Spreadsheets proliferate like poisonous vines, slowly strangling organisations by depriving them of a single consistent set of information. In fact, it has grown immeasurably worse in recent years with an explosion of data sources of questionable quality, the emergence of Hadoop and data lakes, a plethora of overlapping and competing analytical tools, and a pivot to cloud-based, self-service offerings, often with limited governance. The parallels between both the drivers and challenges of the spreadsheet and analytics environments offer important lessons for today’s IT.
The Joy of Spreadsheets
Since their invention in 1979, spreadsheets have become by far the most popular data exploration tool for business people of all analytical skill levels. Their wide availability, ease of use, and support for simply playing with data have made them indispensable to users but unloved by IT departments trying to build data warehouses or promote carefully selected BI tools. Following years of trying to “kill the spreadsheets,” most data warehouse and BI professionals now simply shake their heads sadly at the mention of the subject.
Few recognize even today that spreadsheets themselves are not the problem. The real issue is their promotion from individual use (where they excel – pun intended – at promoting innovation) to departmental and, most dangerously, corporate use. Once unleashed to broad, shared use, the limitations in data quality management and governance become immediately apparent, leading to a rich history of spreadsheet horror tales.
In addition to human error and poor quality-management practices within spreadsheets, businesses seldom conduct due diligence when promoting spreadsheets to broader use. Furthermore, the major spreadsheet vendors have done little to create an underpinning foundation of data and process management within or around the base function to enable auditing, track source lineage, and manage its wider usage.
A Pain in the Analytics
Leaders in analytics and machine learning have focused strongly on data exploration and insight discovery, where data scientists take a leading role. However, more recently, data concerns have come to the fore as data scientists have realised the hard work and time involved in data acquisition and preparation. In this sense, the exploratory work of a data scientist exactly parallels that of a spreadsheet user. The added challenge for data scientists is the variety of sources, data volumes, and variable data quality they encounter.
The process of putting analytics into production is conceptually similar to that for spreadsheets, requiring a shift of focus from creativity and innovation to engineering, and – ideally – a shift in organisational responsibility from business to IT. However, the process for analytics is technically more complex because production analytical models must link directly to operational data – both traditional transactions and sensor or clickstream events in near real time. Furthermore, model deployment and ongoing model management demands more technical knowledge and system access than simply sharing spreadsheets.
Spread the Learning
Putting spreadsheets into production often amounts to no more than sharing the spreadsheet and its data with colleagues who run it – and often modify it – locally. Because of the limited function within spreadsheets to manage “productionization,” IT and business together must build bespoke tools, processes, and organisational workarounds.
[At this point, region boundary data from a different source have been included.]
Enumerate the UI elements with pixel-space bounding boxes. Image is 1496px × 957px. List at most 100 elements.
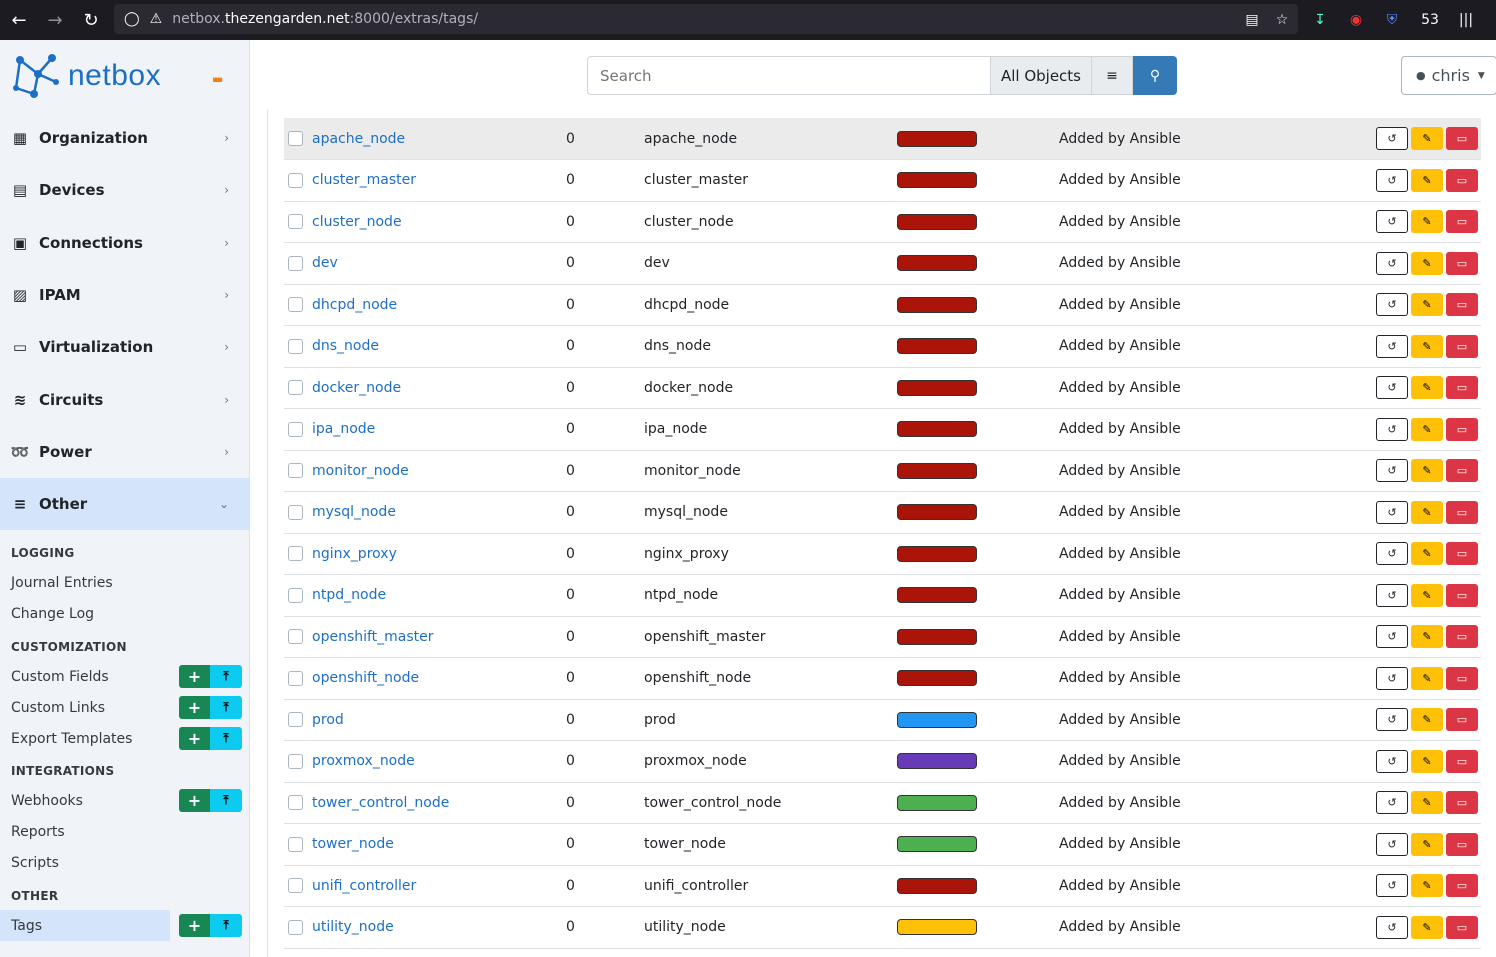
search-scope-select[interactable]: All Objects bbox=[991, 56, 1091, 95]
tag-name-link[interactable]: openshift_node bbox=[312, 670, 419, 686]
menu-scripts[interactable]: Scripts bbox=[0, 847, 249, 878]
row-checkbox[interactable] bbox=[288, 214, 303, 230]
edit-icon[interactable]: ✎ bbox=[1411, 293, 1443, 317]
changelog-icon[interactable]: ↺ bbox=[1376, 293, 1408, 317]
row-checkbox[interactable] bbox=[288, 836, 303, 852]
changelog-icon[interactable]: ↺ bbox=[1376, 791, 1408, 815]
delete-icon[interactable]: ▭ bbox=[1446, 376, 1478, 400]
row-checkbox[interactable] bbox=[288, 504, 303, 520]
row-checkbox[interactable] bbox=[288, 255, 303, 271]
import-icon[interactable]: ⤒ bbox=[210, 914, 242, 938]
delete-icon[interactable]: ▭ bbox=[1446, 625, 1478, 649]
delete-icon[interactable]: ▭ bbox=[1446, 334, 1478, 358]
bitwarden-icon[interactable]: ⛨ bbox=[1374, 0, 1410, 40]
edit-icon[interactable]: ✎ bbox=[1411, 168, 1443, 192]
import-icon[interactable]: ⤒ bbox=[210, 665, 242, 689]
import-icon[interactable]: ⤒ bbox=[210, 696, 242, 720]
add-icon[interactable]: + bbox=[179, 696, 210, 720]
tag-name-link[interactable]: mysql_node bbox=[312, 504, 396, 520]
add-icon[interactable]: + bbox=[179, 665, 210, 689]
changelog-icon[interactable]: ↺ bbox=[1376, 542, 1408, 566]
reload-icon[interactable]: ↻ bbox=[73, 0, 109, 40]
menu-devices[interactable]: ▤ Devices › bbox=[0, 164, 249, 216]
edit-icon[interactable]: ✎ bbox=[1411, 459, 1443, 483]
menu-circuits[interactable]: ≋ Circuits › bbox=[0, 373, 249, 425]
delete-icon[interactable]: ▭ bbox=[1446, 210, 1478, 234]
menu-ipam[interactable]: ▨ IPAM › bbox=[0, 269, 249, 321]
tab-count-badge[interactable]: 53 bbox=[1412, 0, 1448, 40]
edit-icon[interactable]: ✎ bbox=[1411, 417, 1443, 441]
edit-icon[interactable]: ✎ bbox=[1411, 915, 1443, 939]
delete-icon[interactable]: ▭ bbox=[1446, 542, 1478, 566]
delete-icon[interactable]: ▭ bbox=[1446, 459, 1478, 483]
row-checkbox[interactable] bbox=[288, 878, 303, 894]
changelog-icon[interactable]: ↺ bbox=[1376, 127, 1408, 150]
changelog-icon[interactable]: ↺ bbox=[1376, 376, 1408, 400]
menu-custom-fields[interactable]: Custom Fields + ⤒ bbox=[0, 661, 249, 692]
download-icon[interactable]: ↧ bbox=[1302, 0, 1338, 40]
row-checkbox[interactable] bbox=[288, 546, 303, 562]
forward-icon[interactable]: → bbox=[37, 0, 73, 40]
bookmark-star-icon[interactable]: ☆ bbox=[1264, 0, 1300, 40]
menu-organization[interactable]: ▦ Organization › bbox=[0, 112, 249, 164]
edit-icon[interactable]: ✎ bbox=[1411, 251, 1443, 275]
delete-icon[interactable]: ▭ bbox=[1446, 708, 1478, 732]
row-checkbox[interactable] bbox=[288, 919, 303, 935]
edit-icon[interactable]: ✎ bbox=[1411, 791, 1443, 815]
import-icon[interactable]: ⤒ bbox=[210, 789, 242, 813]
delete-icon[interactable]: ▭ bbox=[1446, 749, 1478, 773]
menu-reports[interactable]: Reports bbox=[0, 816, 249, 847]
back-icon[interactable]: ← bbox=[1, 0, 37, 40]
row-checkbox[interactable] bbox=[288, 629, 303, 645]
delete-icon[interactable]: ▭ bbox=[1446, 583, 1478, 607]
changelog-icon[interactable]: ↺ bbox=[1376, 334, 1408, 358]
row-checkbox[interactable] bbox=[288, 338, 303, 354]
menu-change-log[interactable]: Change Log bbox=[0, 598, 249, 629]
changelog-icon[interactable]: ↺ bbox=[1376, 583, 1408, 607]
tag-name-link[interactable]: cluster_node bbox=[312, 214, 402, 230]
edit-icon[interactable]: ✎ bbox=[1411, 334, 1443, 358]
tag-name-link[interactable]: dev bbox=[312, 255, 338, 271]
edit-icon[interactable]: ✎ bbox=[1411, 625, 1443, 649]
tag-name-link[interactable]: tower_control_node bbox=[312, 795, 449, 811]
menu-connections[interactable]: ▣ Connections › bbox=[0, 217, 249, 269]
menu-tags[interactable]: Tags + ⤒ bbox=[0, 910, 242, 942]
tag-name-link[interactable]: openshift_master bbox=[312, 629, 434, 645]
row-checkbox[interactable] bbox=[288, 712, 303, 728]
edit-icon[interactable]: ✎ bbox=[1411, 127, 1443, 150]
pin-icon[interactable]: ▬ bbox=[212, 72, 223, 86]
changelog-icon[interactable]: ↺ bbox=[1376, 832, 1408, 856]
menu-export-templates[interactable]: Export Templates + ⤒ bbox=[0, 723, 249, 754]
delete-icon[interactable]: ▭ bbox=[1446, 251, 1478, 275]
tag-name-link[interactable]: unifi_controller bbox=[312, 878, 416, 894]
menu-journal-entries[interactable]: Journal Entries bbox=[0, 567, 249, 598]
add-icon[interactable]: + bbox=[179, 914, 210, 938]
delete-icon[interactable]: ▭ bbox=[1446, 127, 1478, 150]
row-checkbox[interactable] bbox=[288, 795, 303, 811]
edit-icon[interactable]: ✎ bbox=[1411, 708, 1443, 732]
tag-name-link[interactable]: tower_node bbox=[312, 836, 394, 852]
changelog-icon[interactable]: ↺ bbox=[1376, 500, 1408, 524]
edit-icon[interactable]: ✎ bbox=[1411, 749, 1443, 773]
delete-icon[interactable]: ▭ bbox=[1446, 500, 1478, 524]
delete-icon[interactable]: ▭ bbox=[1446, 168, 1478, 192]
edit-icon[interactable]: ✎ bbox=[1411, 666, 1443, 690]
url-bar[interactable]: ◯ ⚠ netbox. thezengarden.net:8000/extras/… bbox=[114, 4, 1298, 34]
changelog-icon[interactable]: ↺ bbox=[1376, 874, 1408, 898]
row-checkbox[interactable] bbox=[288, 131, 303, 146]
tag-name-link[interactable]: nginx_proxy bbox=[312, 546, 397, 562]
menu-power[interactable]: ➿ Power › bbox=[0, 426, 249, 478]
changelog-icon[interactable]: ↺ bbox=[1376, 749, 1408, 773]
row-checkbox[interactable] bbox=[288, 297, 303, 313]
tag-name-link[interactable]: utility_node bbox=[312, 919, 394, 935]
changelog-icon[interactable]: ↺ bbox=[1376, 251, 1408, 275]
tag-name-link[interactable]: docker_node bbox=[312, 380, 401, 396]
add-icon[interactable]: + bbox=[179, 789, 210, 813]
delete-icon[interactable]: ▭ bbox=[1446, 666, 1478, 690]
changelog-icon[interactable]: ↺ bbox=[1376, 417, 1408, 441]
edit-icon[interactable]: ✎ bbox=[1411, 832, 1443, 856]
row-checkbox[interactable] bbox=[288, 380, 303, 396]
menu-webhooks[interactable]: Webhooks + ⤒ bbox=[0, 785, 249, 816]
brand-logo[interactable]: netbox ▬ bbox=[0, 40, 249, 112]
row-checkbox[interactable] bbox=[288, 172, 303, 188]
These start from honouring the value of individual innovation and using collaborative thinking and tools to evaluate the usability and correctness of the spreadsheet in all circumstances before handing it over to IT to address production issues such as sourcing and performance. As a largely organisational approach, it is easily extended to analytics.
From the architectural and technological viewpoints, the lesson to be learned from spreadsheets is that software vendors must take appropriate and increased responsibility for data management. This involves embedding stronger data governance function in their analytics offerings and enabling more flexible and powerful data and process linkages between the analytical and operational environments. The result is a significant realignment of the traditional data warehouse and lake architectures to a production analytics platform.
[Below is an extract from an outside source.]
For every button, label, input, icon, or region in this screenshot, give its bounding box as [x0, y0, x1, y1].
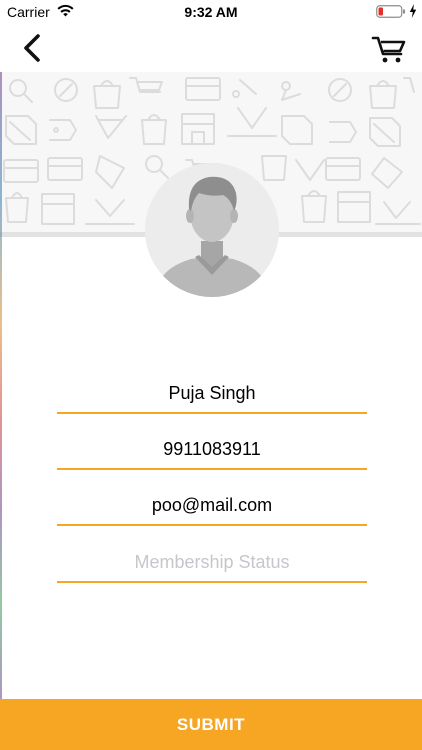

In contrast to the spreadsheet situation, vendors across all aspects of data management – database management systems, data integration and preparation tools, and metadata, catalogue, and governance tools – are delivering the functionality required. Although still at an early stage, leaders in analytics are turning their attention from data science (with its focus on algorithms) to data engineering that creates an overall data and process management environment where algorithms are more simply and efficiently developed, run, deployed, and managed.